I have not yet spoken my last word about women. I believe that if a woman succeeds in withdrawing from the mass, or rather raising herself from above the mass, she grows ceaselessly and more than a man.
Every parting gives a foretaste of death, every reunion a hint of the resurrection.
The inexpressible depth of music, so easy to understand and yet so inexplicable, is due to the fact that it reproduces all the emotions of our innermost being, but entirely without reality and remote from its pain… Music expresses only the quintessence of life and its events, never these themselves.
Just as one spoils the stomach by overfeeding and thereby impairs the whole body, so can one overload and choke the mind by giving it too much nourishment. For the more one reads the fewer are the traces left of what one has read; the mind is like a tablet that has been written over and over. Hence it is impossible to reflect; and it is only by reflection that one can assimilate what one has read. If one reads straight ahead without pondering over it later, what has been read does not take root, but is for the most part lost.
Buying books would be a good thing if one could also buy the time to read them; but as a rule the purchase of books is mistaken for the appropriation of their contents.

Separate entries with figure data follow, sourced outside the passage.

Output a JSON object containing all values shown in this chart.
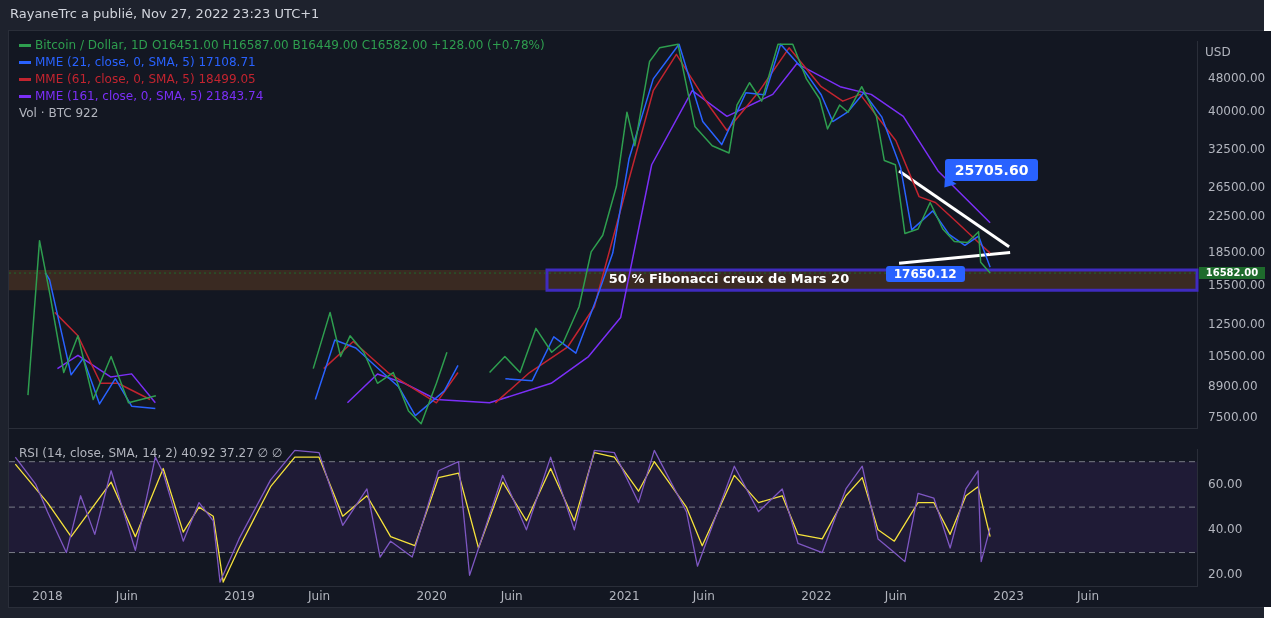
{
  "chart_data": [
    {
      "type": "line",
      "title": "RayaneTrc a publié, Nov 27, 2022 23:23 UTC+1",
      "ylabel": "USD",
      "log": true,
      "marker": "none",
      "grid": false,
      "legend": "top left",
      "tick_labels": "y",
      "xlim": [
        "2017-10-20",
        "2023-12-25"
      ],
      "ylim": [
        7070,
        59000
      ],
      "yticks": [
        {
          "value": 7500,
          "label": "7500.00"
        },
        {
          "value": 8900,
          "label": "8900.00"
        },
        {
          "value": 10500,
          "label": "10500.00"
        },
        {
          "value": 12500,
          "label": "12500.00"
        },
        {
          "value": 15500,
          "label": "15500.00"
        },
        {
          "value": 18500,
          "label": "18500.00"
        },
        {
          "value": 22500,
          "label": "22500.00"
        },
        {
          "value": 26500,
          "label": "26500.00"
        },
        {
          "value": 32500,
          "label": "32500.00"
        },
        {
          "value": 40000,
          "label": "40000.00"
        },
        {
          "value": 48000,
          "label": "48000.00"
        }
      ],
      "series": [
        {
          "name": "Bitcoin / Dollar, 1D",
          "color": "#2e9e4f",
          "x": [
            "2017-11-25",
            "2017-12-17",
            "2018-01-06",
            "2018-02-01",
            "2018-02-28",
            "2018-03-29",
            "2018-05-02",
            "2018-06-04",
            "2018-07-26",
            "2018-08-15",
            "2019-04-01",
            "2019-05-21",
            "2019-06-22",
            "2019-07-12",
            "2019-07-30",
            "2019-08-25",
            "2019-09-20",
            "2019-10-20",
            "2019-11-18",
            "2019-12-12",
            "2020-01-10",
            "2020-01-30",
            "2020-03-12",
            "2020-04-20",
            "2020-05-19",
            "2020-06-17",
            "2020-07-17",
            "2020-08-16",
            "2020-09-07",
            "2020-10-07",
            "2020-10-30",
            "2020-11-21",
            "2020-12-17",
            "2021-01-06",
            "2021-01-21",
            "2021-02-18",
            "2021-03-09",
            "2021-04-13",
            "2021-05-15",
            "2021-06-17",
            "2021-07-19",
            "2021-08-03",
            "2021-08-27",
            "2021-09-19",
            "2021-10-20",
            "2021-11-17",
            "2021-12-13",
            "2022-01-07",
            "2022-01-22",
            "2022-02-14",
            "2022-03-02",
            "2022-03-28",
            "2022-04-25",
            "2022-05-10",
            "2022-05-31",
            "2022-06-18",
            "2022-07-13",
            "2022-08-05",
            "2022-08-29",
            "2022-09-20",
            "2022-10-15",
            "2022-11-05",
            "2022-11-09",
            "2022-11-27"
          ],
          "values": [
            8500,
            19800,
            14700,
            9620,
            11760,
            8300,
            10500,
            8150,
            8470,
            null,
            null,
            9830,
            13370,
            10500,
            11760,
            10750,
            9070,
            9620,
            7790,
            7270,
            9070,
            10750,
            null,
            9620,
            10500,
            9620,
            12250,
            10750,
            11340,
            13790,
            18620,
            20400,
            26660,
            40000,
            33300,
            52800,
            56900,
            58000,
            37000,
            33300,
            32000,
            41600,
            47000,
            42500,
            58000,
            58000,
            48000,
            43000,
            36500,
            41600,
            40000,
            46000,
            39100,
            30700,
            30000,
            20600,
            21100,
            24400,
            21100,
            19700,
            19600,
            20800,
            17600,
            16582
          ]
        },
        {
          "name": "MME (21, close, 0, SMA, 5) 17108.71",
          "color": "#2962ff",
          "x": [
            "2017-12-28",
            "2018-01-05",
            "2018-02-15",
            "2018-03-10",
            "2018-04-10",
            "2018-05-10",
            "2018-06-10",
            "2018-07-25",
            "2018-08-10",
            "2019-05-01",
            "2019-05-25",
            "2019-07-01",
            "2019-08-10",
            "2019-09-15",
            "2019-10-30",
            "2019-12-01",
            "2020-01-25",
            "2020-02-20",
            "2020-03-10",
            "2020-05-20",
            "2020-07-10",
            "2020-08-20",
            "2020-10-01",
            "2020-11-10",
            "2020-12-10",
            "2021-01-10",
            "2021-02-25",
            "2021-04-15",
            "2021-05-30",
            "2021-07-05",
            "2021-08-20",
            "2021-09-25",
            "2021-10-25",
            "2021-12-10",
            "2022-01-10",
            "2022-02-01",
            "2022-03-01",
            "2022-04-01",
            "2022-05-05",
            "2022-06-10",
            "2022-07-01",
            "2022-08-10",
            "2022-09-10",
            "2022-10-10",
            "2022-11-05",
            "2022-11-27"
          ],
          "values": [
            16600,
            16000,
            9500,
            10400,
            8100,
            9300,
            8000,
            7900,
            null,
            null,
            8300,
            11500,
            11000,
            10000,
            8900,
            7600,
            8700,
            10000,
            null,
            9300,
            9200,
            11700,
            10700,
            14500,
            18500,
            31000,
            48000,
            58000,
            38000,
            33500,
            44500,
            44000,
            58000,
            50000,
            44000,
            38000,
            40000,
            44500,
            39000,
            29500,
            21000,
            23300,
            20500,
            19300,
            20300,
            17108.71
          ]
        },
        {
          "name": "MME (61, close, 0, SMA, 5) 18499.05",
          "color": "#c2242f",
          "x": [
            "2018-01-15",
            "2018-02-28",
            "2018-04-12",
            "2018-05-15",
            "2018-07-15",
            "2018-08-10",
            "2019-05-01",
            "2019-06-10",
            "2019-08-05",
            "2019-10-10",
            "2020-01-10",
            "2020-02-20",
            "2020-03-10",
            "2020-05-01",
            "2020-07-05",
            "2020-09-15",
            "2020-11-05",
            "2020-12-30",
            "2021-02-25",
            "2021-04-10",
            "2021-06-10",
            "2021-07-15",
            "2021-09-15",
            "2021-11-10",
            "2022-01-10",
            "2022-02-20",
            "2022-03-25",
            "2022-06-01",
            "2022-07-15",
            "2022-08-15",
            "2022-09-25",
            "2022-11-05",
            "2022-11-27"
          ],
          "values": [
            13370,
            11760,
            9070,
            9070,
            8300,
            null,
            null,
            9830,
            11400,
            9620,
            8150,
            9620,
            null,
            8150,
            9620,
            11050,
            13790,
            24700,
            45000,
            54900,
            41600,
            36200,
            45000,
            56900,
            46000,
            42500,
            44100,
            34200,
            25200,
            24400,
            21900,
            19600,
            18499.05
          ]
        },
        {
          "name": "MME (161, close, 0, SMA, 5) 21843.74",
          "color": "#7b2ff7",
          "x": [
            "2018-01-20",
            "2018-02-28",
            "2018-05-01",
            "2018-06-10",
            "2018-07-25",
            "2018-08-20",
            "2019-06-01",
            "2019-07-25",
            "2019-09-20",
            "2019-11-10",
            "2020-01-10",
            "2020-04-20",
            "2020-08-15",
            "2020-10-25",
            "2020-12-25",
            "2021-02-22",
            "2021-05-10",
            "2021-07-15",
            "2021-10-10",
            "2021-11-25",
            "2022-02-15",
            "2022-04-15",
            "2022-06-15",
            "2022-08-20",
            "2022-10-15",
            "2022-11-27"
          ],
          "values": [
            9830,
            10570,
            9390,
            9550,
            8150,
            null,
            null,
            8150,
            9540,
            9070,
            8300,
            8150,
            9070,
            10500,
            13000,
            30000,
            45000,
            39100,
            44100,
            52200,
            46000,
            44100,
            39100,
            29000,
            24700,
            21843.74
          ]
        },
        {
          "type": "line",
          "color": "#ffffff",
          "x": [
            "2022-06-07",
            "2023-01-02"
          ],
          "values": [
            29000,
            19150
          ]
        },
        {
          "type": "line",
          "color": "#ffffff",
          "x": [
            "2022-06-07",
            "2023-01-04"
          ],
          "values": [
            17500,
            18560
          ]
        }
      ],
      "ref_lines": [
        {
          "axis": "y",
          "value": 16582,
          "label": "16582.00",
          "color": "#1e6b2c",
          "line_style": "dotted"
        }
      ],
      "bands": [
        {
          "axis": "y",
          "from": 15100,
          "to": 16860,
          "label": "50 % Fibonacci creux de Mars 20",
          "color": "#3a2a22"
        }
      ],
      "annotations": [
        "O16451.00 H16587.00 B16449.00 C16582.00 +128.00 (+0.78%)",
        "Vol · BTC 922",
        {
          "text": "25705.60",
          "x": "2022-08-14",
          "y": 25705.6
        },
        {
          "text": "17650.12",
          "x": "2022-07-20",
          "y": 17650.12
        }
      ]
    },
    {
      "type": "line",
      "marker": "none",
      "grid": false,
      "legend": false,
      "xlim": [
        "2017-10-20",
        "2023-12-25"
      ],
      "ylim": [
        15,
        75.5
      ],
      "xticks": [
        {
          "value": "2018-01-01",
          "label": "2018"
        },
        {
          "value": "2018-06-01",
          "label": "Juin"
        },
        {
          "value": "2019-01-01",
          "label": "2019"
        },
        {
          "value": "2019-06-01",
          "label": "Juin"
        },
        {
          "value": "2020-01-01",
          "label": "2020"
        },
        {
          "value": "2020-06-01",
          "label": "Juin"
        },
        {
          "value": "2021-01-01",
          "label": "2021"
        },
        {
          "value": "2021-06-01",
          "label": "Juin"
        },
        {
          "value": "2022-01-01",
          "label": "2022"
        },
        {
          "value": "2022-06-01",
          "label": "Juin"
        },
        {
          "value": "2023-01-01",
          "label": "2023"
        },
        {
          "value": "2023-06-01",
          "label": "Juin"
        }
      ],
      "yticks": [
        {
          "value": 20,
          "label": "20.00"
        },
        {
          "value": 40,
          "label": "40.00"
        },
        {
          "value": 60,
          "label": "60.00"
        }
      ],
      "series": [
        {
          "color": "#7e57c2",
          "x": [
            "2017-11-01",
            "2017-12-10",
            "2018-01-01",
            "2018-02-06",
            "2018-03-05",
            "2018-04-01",
            "2018-05-02",
            "2018-06-17",
            "2018-07-25",
            "2018-08-09",
            "2018-09-16",
            "2018-10-16",
            "2018-11-12",
            "2018-11-25",
            "2018-12-31",
            "2019-03-01",
            "2019-04-16",
            "2019-06-01",
            "2019-07-16",
            "2019-08-31",
            "2019-09-25",
            "2019-10-15",
            "2019-11-25",
            "2020-01-14",
            "2020-02-21",
            "2020-03-13",
            "2020-05-15",
            "2020-06-29",
            "2020-08-14",
            "2020-09-28",
            "2020-11-05",
            "2020-12-13",
            "2021-01-28",
            "2021-02-27",
            "2021-04-29",
            "2021-05-20",
            "2021-07-29",
            "2021-09-13",
            "2021-10-28",
            "2021-11-27",
            "2022-01-12",
            "2022-02-26",
            "2022-03-29",
            "2022-04-28",
            "2022-05-29",
            "2022-06-18",
            "2022-07-13",
            "2022-08-12",
            "2022-09-12",
            "2022-10-12",
            "2022-11-04",
            "2022-11-10",
            "2022-11-27"
          ],
          "values": [
            72,
            60,
            48,
            30,
            55,
            38,
            66,
            31,
            72,
            65,
            35,
            52,
            44,
            17,
            36,
            62,
            75,
            74,
            42,
            58,
            28,
            35,
            28,
            66,
            70,
            20,
            64,
            40,
            72,
            40,
            75,
            74,
            52,
            75,
            48,
            24,
            68,
            48,
            58,
            34,
            30,
            58,
            68,
            36,
            30,
            26,
            56,
            54,
            32,
            58,
            66,
            26,
            41
          ]
        },
        {
          "color": "#f5e23b",
          "x": [
            "2017-11-01",
            "2018-01-01",
            "2018-02-15",
            "2018-05-02",
            "2018-06-17",
            "2018-08-09",
            "2018-09-16",
            "2018-10-16",
            "2018-11-12",
            "2018-12-01",
            "2018-12-31",
            "2019-03-01",
            "2019-04-16",
            "2019-06-01",
            "2019-07-16",
            "2019-08-31",
            "2019-10-15",
            "2019-11-30",
            "2020-01-14",
            "2020-02-21",
            "2020-03-30",
            "2020-05-15",
            "2020-06-29",
            "2020-08-14",
            "2020-09-28",
            "2020-11-05",
            "2020-12-13",
            "2021-01-28",
            "2021-02-27",
            "2021-04-29",
            "2021-05-29",
            "2021-07-29",
            "2021-09-13",
            "2021-10-28",
            "2021-11-27",
            "2022-01-12",
            "2022-02-26",
            "2022-03-29",
            "2022-04-28",
            "2022-05-29",
            "2022-07-13",
            "2022-08-12",
            "2022-09-12",
            "2022-10-12",
            "2022-11-04",
            "2022-11-27"
          ],
          "values": [
            68.9,
            52,
            37,
            61,
            37,
            67,
            39,
            50,
            46,
            17,
            32,
            59,
            72,
            72,
            46,
            55,
            37,
            33,
            63,
            65,
            32,
            61,
            44,
            67,
            44,
            74,
            72,
            57,
            70,
            50,
            33,
            64,
            52,
            55,
            38,
            36,
            55,
            63,
            40,
            35,
            52,
            52,
            38,
            55,
            59,
            37
          ]
        }
      ],
      "ref_lines": [
        {
          "axis": "y",
          "value": 70,
          "color": "#787b86",
          "line_style": "dashed"
        },
        {
          "axis": "y",
          "value": 50,
          "color": "#787b86",
          "line_style": "dashed"
        },
        {
          "axis": "y",
          "value": 30,
          "color": "#787b86",
          "line_style": "dashed"
        }
      ],
      "bands": [
        {
          "axis": "y",
          "from": 30,
          "to": 70,
          "color": "#1f1b36"
        }
      ],
      "annotations": [
        "RSI (14, close, SMA, 14, 2) 40.92 37.27 ∅ ∅"
      ]
    }
  ]
}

The cheapest sort of pride is national pride; for if a man is proud of his own nation, it argues that he has no qualities of his own of which he can be proud; otherwise he would not have recourse to those which he shares with so many millions of his fellowmen. The man who is endowed with important personal qualities will be only too ready to see clearly in what respects his own nation falls short, since their failings will be constantly before his eyes. But every miserable fool who has nothing at all of which he can be proud adopts, as a last resource, pride in the nation to which he belongs; he is ready and glad to defend all its faults and follies tooth and nail, thus reimbursing himself for his own inferiority.
I have long held the opinion that the amount of noise that anyone can bear undisturbed stands in inverse proportion to his mental capacity and therefore be regarded as a pretty fair measure of it.
There are very few who can think, but every man wants to have an opinion; and what remains but to take it ready-made from others, instead of forming opinions for himself?
What a man is contributes much more to his happiness than what he has or how he is regarded by others.
Authors can be divided into meteors, planets and fixed stars. The meteors produce a loud momentary effect; we look up, shout ‘see there!’ and then they are gone for ever. The planets and comets last for a much longer time….The fixed stars alone are constant and unalterable; their position in the firmament is fixed; they have their own light and are at all times active, because they do not alter their appearance through a change in our standpoint, for they have no parallax. Unlike the others, they do not belong to one system (nation) alone, but to the world. But just because they are situated so high, their light usually requires many years before it becomes visible to the inhabitants of earth.
The actual life of a thought lasts only until it reaches the point of speech…As soon as our thinking has found words it ceases to be sincere…When it begins to exist in others it ceases to live in us, just as the child severs itself from its mother when it enters into its own existence.
Scholars are those who have read in books, but thinkers, men of genius, world-enlighteners, and reformers of the human race are those who have read directly in the book of the world.
However, for the man who studies to gain insight, books and studies are merely rungs of the ladder on which he climbs to the summit of knowledge. As soon as a rung has raised him up one step, he leaves it behind. On the other hand, the many who study in order to fill their memory do not use the rungs of the ladder for climbing, but take them off and load themselves with them to take away, rejoicing at the increasing weight of the burden. They remain below forever, because they bear what should have borne them.
Compassion for animals is intimately connected with goodness of character; and it may be confidently asserted that he who is cruel to animals cannot be a good man.
Our civilized world is nothing but a great masquerade. You encounter knights, parsons, soldiers, doctors, lawyers, priests, philosophers and a thousand more: but they are not what they appear – they are merely masks… Usually, as I say, there is nothing but industrialists, businessmen and speculators concealed behind all these masks.
It may sometimes happen that a truth, an insight, which you have slowly and laboriously puzzled out by thinking for yourself could have easily have been found already written in a book: but it is a hundred times more valuable if you have arrived at it by thinking for yourself. For only then will it enter your thought system as an integral part and living member, be perfectly and firmly consistent with it and in accord with all its other consequences and conclusions, bear the hue, colour and stamp of your whole manner of thinking, and have arrived at just the moment it was needed ; thus it will stay firmly and forever lodged in your mind.